Hackers are believed to be working for the Russia They were monitoring internal email traffic in the US Treasury and Commerce departments, according to people familiar with the matter, who feared the breaches uncovered so far could be the tip of the iceberg.
Someone said the breach was so dangerous that it led to a meeting of the National Security Council at the White House on Saturday.
US officials have not mentioned much publicly other than the Commerce Department confirming a breach at one of its agencies and asking the Agency for Cybersecurity and Infrastructure Security and the FBI to investigate.
“They are taking all necessary steps to identify and address any potential issues related to this situation,” added National Security Council spokesman John Oliot.
The US government has not publicly specified who might be behind the hack, but three people familiar with the investigation said it believed Russia was responsible. Two people said the violations were related to a broad campaign that also included the recently disclosed hack on FireEye, a major US cybersecurity company with government and business contracts.
at Statement posted on FacebookThe Russian Foreign Ministry described the allegations as yet another unfounded attempt by the US media to blame Russia for the cyber attacks against US agencies.
Two people familiar with the matter believe that cyber spies have penetrated a secret by tampering with updates released by the IT company SolarWinds, which serves government agents across the executive branch, the military and the intelligence services. The trick – often referred to as a “supply chain attack” – works by hiding malicious code in the suite of legitimate software updates provided to targets by third parties.
In a statement late Sunday, the Texas-based company in Austin said that updates to its monitoring software released between March and June this year may have been sabotaged by what it described as an “attack.” A highly developed, targeted, and manual supply chain by the nation-state. “
The company declined to provide any further details, but the diversity of SolarWind’s customer base has raised concerns within the US intelligence community that other government agencies may be at risk, according to four people familiar with the matter.

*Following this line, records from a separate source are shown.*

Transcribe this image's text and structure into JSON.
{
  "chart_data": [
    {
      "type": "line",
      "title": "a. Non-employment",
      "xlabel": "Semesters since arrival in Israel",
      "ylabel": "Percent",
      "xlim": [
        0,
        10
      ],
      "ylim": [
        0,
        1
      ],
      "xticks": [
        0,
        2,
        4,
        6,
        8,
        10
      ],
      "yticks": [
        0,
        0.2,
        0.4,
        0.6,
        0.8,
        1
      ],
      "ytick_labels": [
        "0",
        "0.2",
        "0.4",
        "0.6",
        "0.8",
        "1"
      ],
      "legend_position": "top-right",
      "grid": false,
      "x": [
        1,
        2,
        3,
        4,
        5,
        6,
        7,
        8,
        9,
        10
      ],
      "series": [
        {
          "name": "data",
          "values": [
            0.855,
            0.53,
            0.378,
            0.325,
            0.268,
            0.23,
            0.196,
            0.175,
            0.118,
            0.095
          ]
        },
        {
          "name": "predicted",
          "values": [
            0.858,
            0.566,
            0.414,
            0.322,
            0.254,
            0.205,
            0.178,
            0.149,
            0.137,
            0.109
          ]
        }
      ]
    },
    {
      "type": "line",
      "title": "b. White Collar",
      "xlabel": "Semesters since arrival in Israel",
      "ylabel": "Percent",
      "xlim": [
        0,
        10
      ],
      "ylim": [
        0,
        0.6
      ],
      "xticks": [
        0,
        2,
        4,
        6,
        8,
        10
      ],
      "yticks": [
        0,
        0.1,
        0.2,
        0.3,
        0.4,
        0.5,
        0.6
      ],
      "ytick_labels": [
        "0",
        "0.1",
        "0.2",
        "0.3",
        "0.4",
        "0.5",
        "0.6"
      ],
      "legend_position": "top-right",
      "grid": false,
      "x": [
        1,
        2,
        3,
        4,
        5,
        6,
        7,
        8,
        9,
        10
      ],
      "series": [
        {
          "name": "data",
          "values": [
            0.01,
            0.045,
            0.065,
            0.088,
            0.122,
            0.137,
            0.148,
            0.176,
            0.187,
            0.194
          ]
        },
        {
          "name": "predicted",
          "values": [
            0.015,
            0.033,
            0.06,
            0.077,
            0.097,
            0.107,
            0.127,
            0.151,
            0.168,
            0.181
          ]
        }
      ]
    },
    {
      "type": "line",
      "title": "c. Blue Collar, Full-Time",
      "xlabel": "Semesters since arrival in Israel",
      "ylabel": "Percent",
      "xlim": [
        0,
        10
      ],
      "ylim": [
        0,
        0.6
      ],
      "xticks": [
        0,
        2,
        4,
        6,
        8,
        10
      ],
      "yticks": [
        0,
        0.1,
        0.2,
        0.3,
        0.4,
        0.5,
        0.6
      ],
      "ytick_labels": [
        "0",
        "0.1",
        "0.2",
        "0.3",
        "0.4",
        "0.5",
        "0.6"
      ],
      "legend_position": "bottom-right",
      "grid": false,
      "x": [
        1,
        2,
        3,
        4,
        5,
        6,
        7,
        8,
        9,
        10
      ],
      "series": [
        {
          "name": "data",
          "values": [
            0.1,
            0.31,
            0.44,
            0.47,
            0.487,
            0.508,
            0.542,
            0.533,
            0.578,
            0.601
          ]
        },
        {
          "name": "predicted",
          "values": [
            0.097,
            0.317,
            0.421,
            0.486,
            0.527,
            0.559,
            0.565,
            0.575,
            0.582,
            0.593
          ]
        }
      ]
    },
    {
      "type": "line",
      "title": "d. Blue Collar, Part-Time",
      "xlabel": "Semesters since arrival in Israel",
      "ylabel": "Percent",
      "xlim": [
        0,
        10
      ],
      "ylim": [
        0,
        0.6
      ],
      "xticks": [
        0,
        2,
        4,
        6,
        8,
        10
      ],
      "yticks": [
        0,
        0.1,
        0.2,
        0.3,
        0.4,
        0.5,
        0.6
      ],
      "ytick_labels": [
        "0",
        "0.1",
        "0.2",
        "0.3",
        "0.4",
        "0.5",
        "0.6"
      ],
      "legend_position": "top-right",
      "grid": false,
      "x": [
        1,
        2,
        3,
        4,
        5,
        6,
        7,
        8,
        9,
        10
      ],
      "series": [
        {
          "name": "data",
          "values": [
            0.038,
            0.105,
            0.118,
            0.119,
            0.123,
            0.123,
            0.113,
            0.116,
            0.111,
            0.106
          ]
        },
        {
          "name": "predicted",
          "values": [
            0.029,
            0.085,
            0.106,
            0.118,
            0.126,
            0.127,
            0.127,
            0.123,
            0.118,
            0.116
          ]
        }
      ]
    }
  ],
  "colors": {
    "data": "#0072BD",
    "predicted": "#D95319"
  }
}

SolarWinds says on its website that its clients include most of the US Fortune 500 companies, the 10 largest telecom providers in the United States, all five branches of the US military, the State Department, the National Security Agency and the Office of the President of the United States.

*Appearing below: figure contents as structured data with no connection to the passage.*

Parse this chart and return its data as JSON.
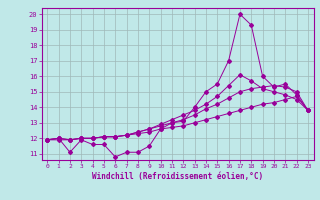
{
  "xlabel": "Windchill (Refroidissement éolien,°C)",
  "bg_color": "#c0e8e8",
  "line_color": "#990099",
  "grid_color": "#a0b8b8",
  "xlim": [
    -0.5,
    23.5
  ],
  "ylim": [
    10.6,
    20.4
  ],
  "xticks": [
    0,
    1,
    2,
    3,
    4,
    5,
    6,
    7,
    8,
    9,
    10,
    11,
    12,
    13,
    14,
    15,
    16,
    17,
    18,
    19,
    20,
    21,
    22,
    23
  ],
  "yticks": [
    11,
    12,
    13,
    14,
    15,
    16,
    17,
    18,
    19,
    20
  ],
  "line1_y": [
    11.9,
    12.0,
    11.1,
    11.9,
    11.6,
    11.6,
    10.8,
    11.1,
    11.1,
    11.5,
    12.6,
    13.0,
    13.1,
    14.0,
    15.0,
    15.5,
    17.0,
    20.0,
    19.3,
    16.0,
    15.3,
    15.5,
    14.8,
    13.8
  ],
  "line2_y": [
    11.9,
    11.9,
    11.9,
    12.0,
    12.0,
    12.1,
    12.1,
    12.2,
    12.3,
    12.4,
    12.6,
    12.7,
    12.8,
    13.0,
    13.2,
    13.4,
    13.6,
    13.8,
    14.0,
    14.2,
    14.3,
    14.5,
    14.7,
    13.8
  ],
  "line3_y": [
    11.9,
    12.0,
    11.9,
    12.0,
    12.0,
    12.1,
    12.1,
    12.2,
    12.4,
    12.6,
    12.8,
    13.0,
    13.2,
    13.5,
    13.9,
    14.2,
    14.6,
    15.0,
    15.2,
    15.3,
    15.4,
    15.3,
    15.0,
    13.8
  ],
  "line4_y": [
    11.9,
    12.0,
    11.9,
    12.0,
    12.0,
    12.1,
    12.1,
    12.2,
    12.4,
    12.6,
    12.9,
    13.2,
    13.5,
    13.8,
    14.2,
    14.7,
    15.4,
    16.1,
    15.7,
    15.2,
    15.0,
    14.8,
    14.5,
    13.8
  ]
}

The breach presents a major challenge to the incoming administration of President-elect Joe Biden as officials are investigating the stolen information and trying to ascertain what purpose it will be used for. It is not uncommon for large-scale electronic investigations to take months or years to complete.

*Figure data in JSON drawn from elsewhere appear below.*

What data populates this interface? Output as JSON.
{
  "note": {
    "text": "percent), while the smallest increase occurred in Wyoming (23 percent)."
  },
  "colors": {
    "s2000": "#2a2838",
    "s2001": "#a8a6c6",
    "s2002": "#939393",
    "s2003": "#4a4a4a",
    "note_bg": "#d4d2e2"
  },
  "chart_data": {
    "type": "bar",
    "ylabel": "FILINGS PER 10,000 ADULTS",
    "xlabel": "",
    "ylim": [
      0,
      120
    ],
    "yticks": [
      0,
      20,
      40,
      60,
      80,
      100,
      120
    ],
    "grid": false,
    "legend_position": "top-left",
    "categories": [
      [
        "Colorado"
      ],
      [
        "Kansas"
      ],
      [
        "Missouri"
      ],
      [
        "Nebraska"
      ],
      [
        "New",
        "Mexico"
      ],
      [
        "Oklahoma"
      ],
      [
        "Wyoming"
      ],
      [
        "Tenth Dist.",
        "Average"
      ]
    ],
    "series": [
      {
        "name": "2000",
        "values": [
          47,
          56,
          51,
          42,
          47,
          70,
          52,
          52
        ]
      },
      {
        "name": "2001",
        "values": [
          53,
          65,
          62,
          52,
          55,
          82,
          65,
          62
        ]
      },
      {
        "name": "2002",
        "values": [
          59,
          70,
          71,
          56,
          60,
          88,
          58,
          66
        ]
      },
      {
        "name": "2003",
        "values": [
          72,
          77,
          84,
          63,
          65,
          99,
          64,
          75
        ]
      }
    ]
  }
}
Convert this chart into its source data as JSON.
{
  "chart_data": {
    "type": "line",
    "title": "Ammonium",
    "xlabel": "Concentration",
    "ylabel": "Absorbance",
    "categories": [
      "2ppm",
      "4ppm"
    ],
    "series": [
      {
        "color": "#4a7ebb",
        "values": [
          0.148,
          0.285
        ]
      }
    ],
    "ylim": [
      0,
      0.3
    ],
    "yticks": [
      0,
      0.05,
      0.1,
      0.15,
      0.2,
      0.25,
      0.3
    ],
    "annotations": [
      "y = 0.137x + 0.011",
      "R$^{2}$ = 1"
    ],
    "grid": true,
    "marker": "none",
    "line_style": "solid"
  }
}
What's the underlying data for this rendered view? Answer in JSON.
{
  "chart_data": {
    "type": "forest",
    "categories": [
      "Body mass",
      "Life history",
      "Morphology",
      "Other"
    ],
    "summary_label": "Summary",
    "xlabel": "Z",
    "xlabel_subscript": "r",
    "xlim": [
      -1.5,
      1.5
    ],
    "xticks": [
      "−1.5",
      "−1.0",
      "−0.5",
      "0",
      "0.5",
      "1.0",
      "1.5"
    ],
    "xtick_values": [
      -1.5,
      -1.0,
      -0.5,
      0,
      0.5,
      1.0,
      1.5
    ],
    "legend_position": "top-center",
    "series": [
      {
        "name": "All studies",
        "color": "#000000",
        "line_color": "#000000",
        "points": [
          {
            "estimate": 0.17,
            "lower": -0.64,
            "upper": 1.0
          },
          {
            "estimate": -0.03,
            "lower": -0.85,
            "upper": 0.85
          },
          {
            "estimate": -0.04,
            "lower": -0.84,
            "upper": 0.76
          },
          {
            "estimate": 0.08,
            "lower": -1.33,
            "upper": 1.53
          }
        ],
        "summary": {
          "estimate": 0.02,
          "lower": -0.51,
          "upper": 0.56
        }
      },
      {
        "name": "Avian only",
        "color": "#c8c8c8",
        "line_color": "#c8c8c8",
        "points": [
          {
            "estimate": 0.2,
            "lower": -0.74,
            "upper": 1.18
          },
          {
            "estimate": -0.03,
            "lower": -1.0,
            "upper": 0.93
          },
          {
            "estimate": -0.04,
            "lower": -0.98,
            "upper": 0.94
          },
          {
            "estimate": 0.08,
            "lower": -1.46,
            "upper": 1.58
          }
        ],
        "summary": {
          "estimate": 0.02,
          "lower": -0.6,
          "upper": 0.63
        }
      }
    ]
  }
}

“This is a much bigger story than one agency,” said one person familiar with the matter. “This is a massive cyber espionage campaign targeting the United States government and its interests.”
Hackers have compromised NTIA’s office program, Microsoft Office 365. Sources said that emails of employees at the agency have been monitored by the hackers for several months.
A Microsoft spokesperson did not respond to a request for comment. Neither did a Treasury spokesperson.
The hackers are “very sophisticated” and have managed to deceive Microsoft’s authentication controls, according to a person familiar with the incident, who spoke on condition of anonymity because they were not allowed to speak to the press.
Another person familiar with the matter said, “This is a nation-state.”
The full extent of the breach is unclear. The investigation is still in its infancy and involves a host of federal agencies, including the FBI, according to three people familiar with the matter.
A spokesperson for the Cybersecurity and Infrastructure Security Agency said they were “working closely with our agency partners regarding recently discovered activity on government networks. CISA provides technical assistance to affected entities as they work to identify and mitigate any potential compromises.”
The FBI and National Security Agency did not respond to a request for comment.
There are some indications that the NTIA email compromise is going back this summer, although it was only discovered recently, according to a senior US official.
“Food practitioner. Music junkie. Avid troublemaker. Hipster-friendly creator. Social media lover. Wannabe pop culture fanatic.”